Is there a person holding the branding device? Just going by the _beit_ under scrutiny here, the دستش به داغ bit does of course contain the palest reference to a branding iron, but, I feel, to no apparent poetic purpose. It may, of course, refer to something that was said by the poet in the earlier lines, otherwise the phrase is just there, I suspect, as a filler, to make up the beat and to allude in general to familiar classic terminology. I feel the idea is that rather than allowing love to put the sign or stigma of sacrifice on its body, or without concern for or knowledge of what light can or should do to one, the moth is circling around the source of light/love/adoration at a safe distance, i.e. without getting close enough to be scorched. In which case, دستش به داغ only serves as an introductory phrase here, something along the lines of "insofar as being affected by the heat or being branded with love goes". Moreover, I happen to think that (1) the owner of the hand, (2) the subject of the first _mesra,_ and (3) the subject of the second _mesra_, are most likely all one and the same, the moth. I quite like the little insect by now; it's got us all wondering about its mindset, isn't it!


----------



## colognial

Thanks very much, molana. This is what I found (معنی همان | لغت نامه دهخدا):
*لغت نامه دهخدا *همان . [ هََ ] (ضمیر مرکب ، ص مرکب ) اشارت است به چیزی که در خاطر ملحوظ است . (آنندراج ). مرکب است از هم + آن . در جمله بدین معنی است : این آن چیزی است که بوده است و متکلم و مخاطب میدانند


----------



## HZKhan

طبق 'فرھنگ بزرگ سخن' واژهٔ 'همان' معنای 'همچنان' را هم دارد، و برای اثبات این معنی بیت زیر از ناصر خسرو را درج کرده‌اند:
چونان که به غار شد پیمبر
من نیز همان کنون به غارم


----------



## colognial

HZKhan said:


> طبق 'فرھنگ بزرگ سخن' واژهٔ 'همان' معنای 'همچنان' را هم دارد، و برای اثبات این معنی بیت زیر از ناصر خسرو را درج کرده‌اند:
> چونان که به غار شد پیمبر
> من نیز همان کنون به غارم



The word همچنان can also function as an adverb to denote continuation of an action, e.g.,

من همچنان به آینده ی این طرح امیدوار هستم (I'm still hopeful about the future of this scheme).
قصه همچنان باقیست (The state of things remains as before).
او همچنان به راه خود ادامه داد (He continued on his way).
پرنده را از فقس آزاد کرده ام، اما او همچنان لب از آوازخواندن فرو بسته است (I've let the bird out of the cage, and still it won't sing).

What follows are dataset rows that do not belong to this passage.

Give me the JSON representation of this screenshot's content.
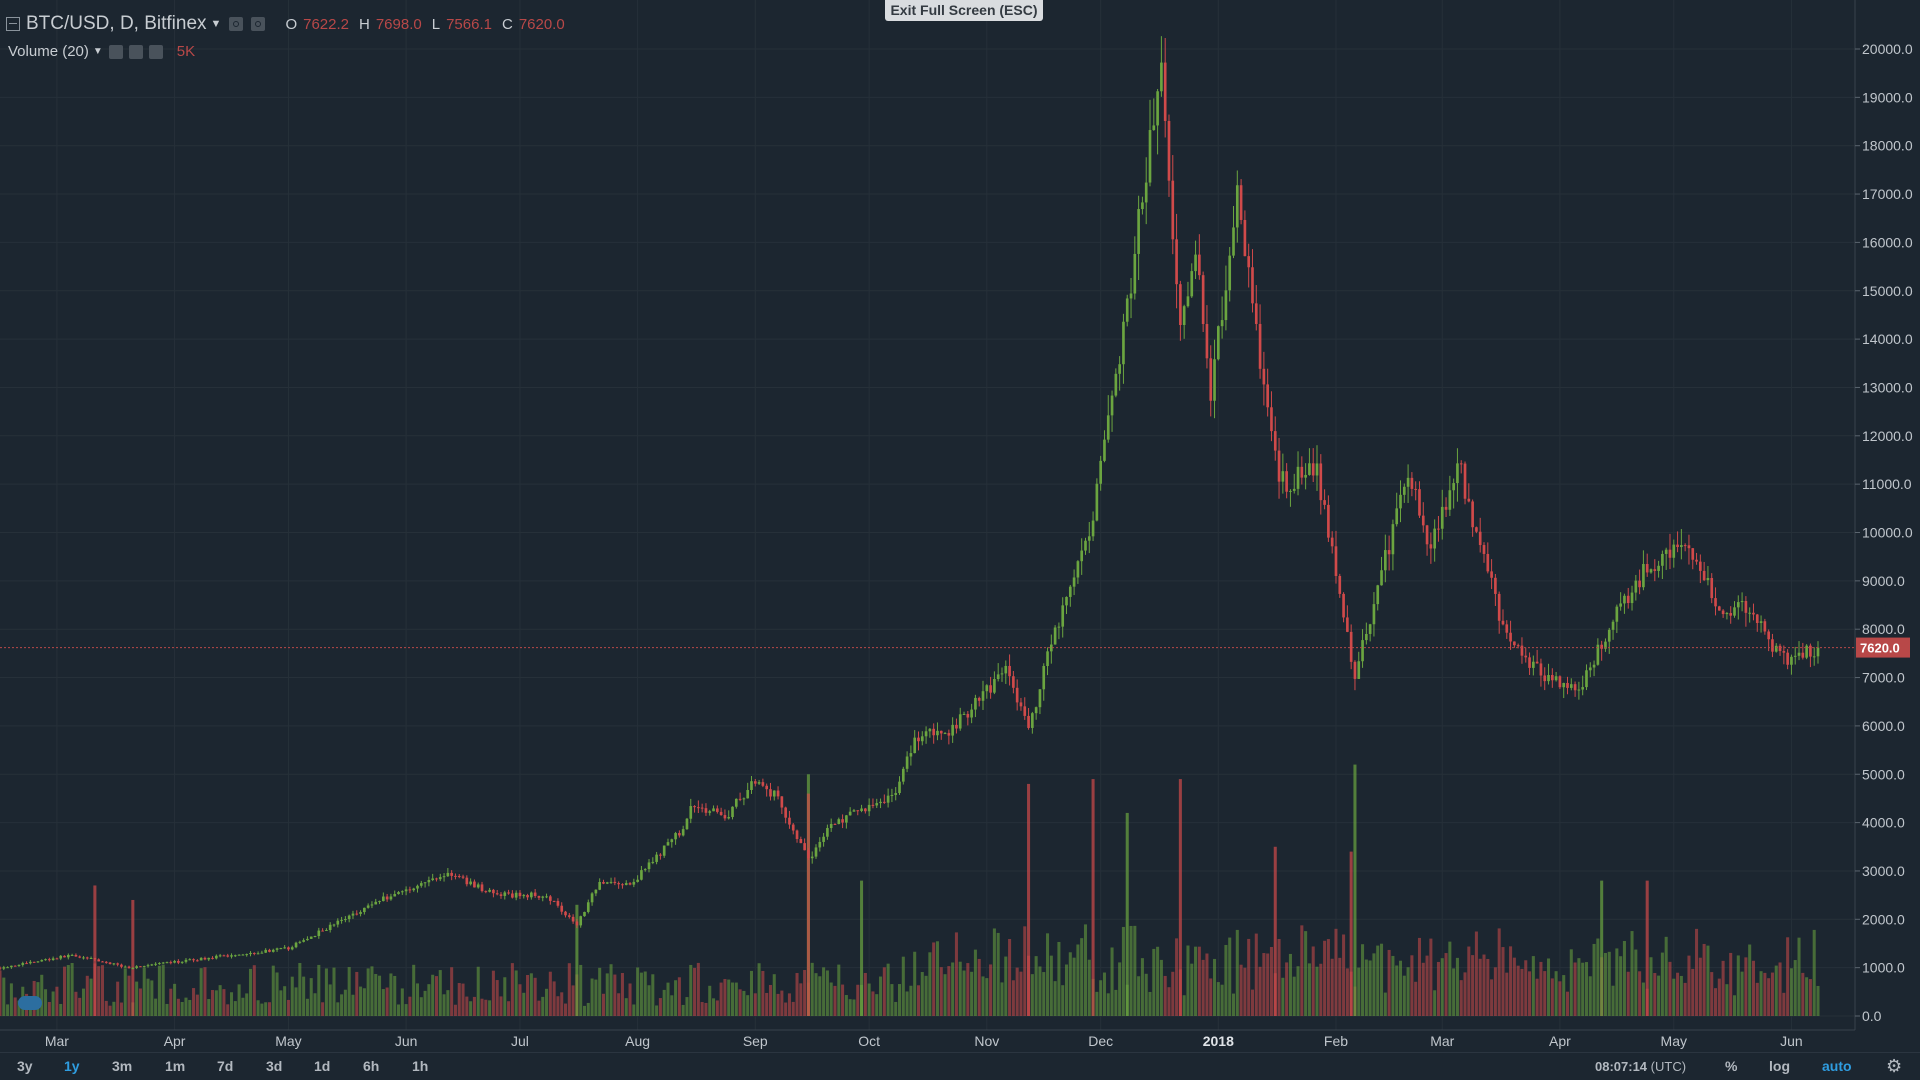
{
  "exit_fullscreen_label": "Exit Full Screen (ESC)",
  "legend": {
    "symbol": "BTC/USD, D, Bitfinex",
    "open_key": "O",
    "open": "7622.2",
    "high_key": "H",
    "high": "7698.0",
    "low_key": "L",
    "low": "7566.1",
    "close_key": "C",
    "close": "7620.0"
  },
  "volume_legend": {
    "label": "Volume (20)",
    "value": "5K"
  },
  "bottom_bar": {
    "ranges": [
      "3y",
      "1y",
      "3m",
      "1m",
      "7d",
      "3d",
      "1d",
      "6h",
      "1h"
    ],
    "active_range": "1y",
    "time": "08:07:14",
    "timezone": "(UTC)",
    "percent": "%",
    "log": "log",
    "auto": "auto"
  },
  "colors": {
    "up": "#6ba540",
    "down": "#d04a4a",
    "price_line": "#b84848"
  },
  "chart_data": {
    "type": "candlestick",
    "title": "BTC/USD, D, Bitfinex",
    "x_ticks": [
      "Mar",
      "Apr",
      "May",
      "Jun",
      "Jul",
      "Aug",
      "Sep",
      "Oct",
      "Nov",
      "Dec",
      "2018",
      "Feb",
      "Mar",
      "Apr",
      "May",
      "Jun"
    ],
    "x_tick_dates": [
      "2017-03-01",
      "2017-04-01",
      "2017-05-01",
      "2017-06-01",
      "2017-07-01",
      "2017-08-01",
      "2017-09-01",
      "2017-10-01",
      "2017-11-01",
      "2017-12-01",
      "2018-01-01",
      "2018-02-01",
      "2018-03-01",
      "2018-04-01",
      "2018-05-01",
      "2018-06-01"
    ],
    "y_ticks": [
      "20000.0",
      "19000.0",
      "18000.0",
      "17000.0",
      "16000.0",
      "15000.0",
      "14000.0",
      "13000.0",
      "12000.0",
      "11000.0",
      "10000.0",
      "9000.0",
      "8000.0",
      "7000.0",
      "6000.0",
      "5000.0",
      "4000.0",
      "3000.0",
      "2000.0",
      "1000.0",
      "0.0"
    ],
    "ylim": [
      0,
      20000
    ],
    "x_range": [
      "2017-02-14",
      "2018-06-08"
    ],
    "last_price": 7620.0,
    "price_anchors": [
      [
        "2017-02-14",
        1000
      ],
      [
        "2017-03-05",
        1260
      ],
      [
        "2017-03-20",
        1000
      ],
      [
        "2017-04-10",
        1200
      ],
      [
        "2017-05-01",
        1400
      ],
      [
        "2017-05-25",
        2400
      ],
      [
        "2017-06-12",
        2950
      ],
      [
        "2017-06-25",
        2500
      ],
      [
        "2017-07-08",
        2500
      ],
      [
        "2017-07-16",
        1900
      ],
      [
        "2017-07-22",
        2800
      ],
      [
        "2017-07-30",
        2700
      ],
      [
        "2017-08-12",
        3800
      ],
      [
        "2017-08-16",
        4400
      ],
      [
        "2017-08-24",
        4100
      ],
      [
        "2017-09-01",
        4900
      ],
      [
        "2017-09-07",
        4500
      ],
      [
        "2017-09-15",
        3200
      ],
      [
        "2017-09-20",
        3900
      ],
      [
        "2017-09-30",
        4300
      ],
      [
        "2017-10-08",
        4600
      ],
      [
        "2017-10-13",
        5800
      ],
      [
        "2017-10-22",
        5900
      ],
      [
        "2017-11-01",
        6700
      ],
      [
        "2017-11-06",
        7300
      ],
      [
        "2017-11-12",
        5900
      ],
      [
        "2017-11-19",
        8000
      ],
      [
        "2017-11-28",
        9900
      ],
      [
        "2017-12-06",
        13500
      ],
      [
        "2017-12-12",
        17000
      ],
      [
        "2017-12-17",
        19500
      ],
      [
        "2017-12-22",
        14000
      ],
      [
        "2017-12-26",
        15800
      ],
      [
        "2017-12-30",
        12800
      ],
      [
        "2018-01-06",
        17100
      ],
      [
        "2018-01-10",
        14500
      ],
      [
        "2018-01-17",
        11000
      ],
      [
        "2018-01-27",
        11300
      ],
      [
        "2018-02-06",
        7000
      ],
      [
        "2018-02-20",
        11300
      ],
      [
        "2018-02-26",
        9600
      ],
      [
        "2018-03-05",
        11500
      ],
      [
        "2018-03-17",
        8000
      ],
      [
        "2018-03-28",
        7000
      ],
      [
        "2018-04-06",
        6700
      ],
      [
        "2018-04-13",
        7900
      ],
      [
        "2018-04-24",
        9300
      ],
      [
        "2018-05-05",
        9800
      ],
      [
        "2018-05-12",
        8500
      ],
      [
        "2018-05-20",
        8400
      ],
      [
        "2018-05-30",
        7400
      ],
      [
        "2018-06-08",
        7620
      ]
    ],
    "volume_axis_max": 5000,
    "volume_spikes": [
      [
        "2017-03-11",
        2700,
        "down"
      ],
      [
        "2017-03-21",
        2400,
        "down"
      ],
      [
        "2017-07-16",
        2300,
        "up"
      ],
      [
        "2017-09-15",
        5000,
        "up"
      ],
      [
        "2017-09-15",
        4600,
        "down"
      ],
      [
        "2017-09-29",
        2800,
        "up"
      ],
      [
        "2017-11-12",
        4800,
        "down"
      ],
      [
        "2017-11-29",
        4900,
        "down"
      ],
      [
        "2017-12-08",
        4200,
        "up"
      ],
      [
        "2017-12-22",
        4900,
        "down"
      ],
      [
        "2018-01-16",
        3500,
        "down"
      ],
      [
        "2018-02-05",
        3400,
        "down"
      ],
      [
        "2018-02-06",
        5200,
        "up"
      ],
      [
        "2018-04-12",
        2800,
        "up"
      ],
      [
        "2018-04-24",
        2800,
        "down"
      ]
    ]
  }
}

Also, I am not sure how the quoted verse is a suitable example, since the sentence will make little sense if one  substitutes همچنان for همان in it.

من نیز همچنان کنون به غارم sounds wrong, because the two adverbs, همچنان and کنون, do not go together; one means 'still', while the other refers to the time of action, which is 'now'.

Perhaps همچنان and همان come to have more or less the same meaning only where they are used to make a direct comparison, e.g.,

حرف تو همان حرف من است، هرچند نتیجه گیری هامان با هم فرق دارند
(Your argument is the same as mine, although the conclusions we arrive at are different.)
حرف تو همچنان حرفی است که من می زنم، و تفاوت تنها در نتیجه ای است که هرکدام می گیریم
(Your argument is similar to mine, with the difference lying only in the conclusion each of us arrives at.)


----------